Unfortunately, narcissistic parents may be unable to bear the thought of anyone surpassing them, including their child. These parents always need to be the center of attention. They can not stand the thought of someone becoming more successful than they are, so they do everything to maintain control.

McCurdy says she wouldn’t be able to heal from her past eating disorders if her mother were still alive. “I definitely would not have been able to confront or face my experience of eating disorders had my mother not passed away,” she tells USA Today. “Because my eating disorders were so endorsed and supported and encouraged by her.”

As the daughter of a narcissistic, histrionic mother who often subjected me to abuse—all of the talk surrounding Jenette McCurdy’s memoir is both triggering and validating. I, too, understand how people can feel shocked by such a title, but I would encourage those who have not endured parental abuse to allow space for those who have by letting them express their feelings about that abuse any way they see fit.
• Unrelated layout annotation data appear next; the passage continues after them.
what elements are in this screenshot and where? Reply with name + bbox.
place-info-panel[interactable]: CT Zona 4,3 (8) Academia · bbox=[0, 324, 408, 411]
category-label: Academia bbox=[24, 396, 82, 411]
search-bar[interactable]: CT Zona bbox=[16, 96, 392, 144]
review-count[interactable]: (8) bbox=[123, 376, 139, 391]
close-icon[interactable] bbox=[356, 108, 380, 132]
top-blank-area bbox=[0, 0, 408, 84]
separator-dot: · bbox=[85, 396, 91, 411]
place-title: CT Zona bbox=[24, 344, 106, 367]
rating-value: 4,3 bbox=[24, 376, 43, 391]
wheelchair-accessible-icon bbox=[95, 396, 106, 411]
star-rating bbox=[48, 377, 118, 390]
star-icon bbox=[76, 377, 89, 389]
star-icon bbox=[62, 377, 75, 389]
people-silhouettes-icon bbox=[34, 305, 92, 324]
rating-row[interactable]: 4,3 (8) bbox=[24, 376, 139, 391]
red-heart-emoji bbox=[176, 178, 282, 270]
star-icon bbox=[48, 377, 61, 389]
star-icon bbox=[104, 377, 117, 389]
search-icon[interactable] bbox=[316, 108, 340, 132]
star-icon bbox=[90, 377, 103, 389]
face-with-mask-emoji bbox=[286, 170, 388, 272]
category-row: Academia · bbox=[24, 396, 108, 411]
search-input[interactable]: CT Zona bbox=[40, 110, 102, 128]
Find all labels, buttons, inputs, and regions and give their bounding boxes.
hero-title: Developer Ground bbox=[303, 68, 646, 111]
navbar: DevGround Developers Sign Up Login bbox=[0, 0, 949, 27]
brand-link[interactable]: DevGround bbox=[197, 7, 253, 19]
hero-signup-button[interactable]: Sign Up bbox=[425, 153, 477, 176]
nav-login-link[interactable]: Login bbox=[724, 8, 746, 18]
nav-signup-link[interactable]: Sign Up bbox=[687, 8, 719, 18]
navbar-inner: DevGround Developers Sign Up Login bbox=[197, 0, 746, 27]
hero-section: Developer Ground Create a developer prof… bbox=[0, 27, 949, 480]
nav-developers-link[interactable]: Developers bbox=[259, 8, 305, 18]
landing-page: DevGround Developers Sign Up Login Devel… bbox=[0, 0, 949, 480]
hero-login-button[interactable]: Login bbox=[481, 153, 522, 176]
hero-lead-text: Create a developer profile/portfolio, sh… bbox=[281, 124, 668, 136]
Related: Viral TikTok reminds us that our family isn’t entitled to a relationship with our kids

McCurdy says the loss of her mother, who died of breast cancer, has taken time to truly sink in.

“I felt like she didn’t deserve my tears and my sadness since she was abusive,” she said during the GMA interview. “Now it feels like I’m able to just miss her, because of the healing that happened through the writing of the book.”

My own mother is still alive (though quite ill), and I haven’t seen or spoken to her in 11 years. My grief is not necessarily for her, but for what I deserved and the type of mother I should have had. My sister and I deserved better, full stop. I can’t say how I’ll feel when she dies; I imagine I’ll feel a number of different ways. Just like McCurdy.

We’re often taught that forgiveness is the ultimate goal when someone has wronged us. For me, and perhaps others who have endured abuse, to forgive would mean compromising ourselves and our own self-love. Therapy has helped me process my own feelings and taught me coping skills for my anger and hurt. But I don’t feel the need to forgive her in order to heal.

It’s hard to explain, but Jennette McCurdy nails it perfectly:

“I will say that somehow in letting go of forgiveness being the goal, I got to a place where I was able to find some degree of compassion, some degree of sympathy for my mom.”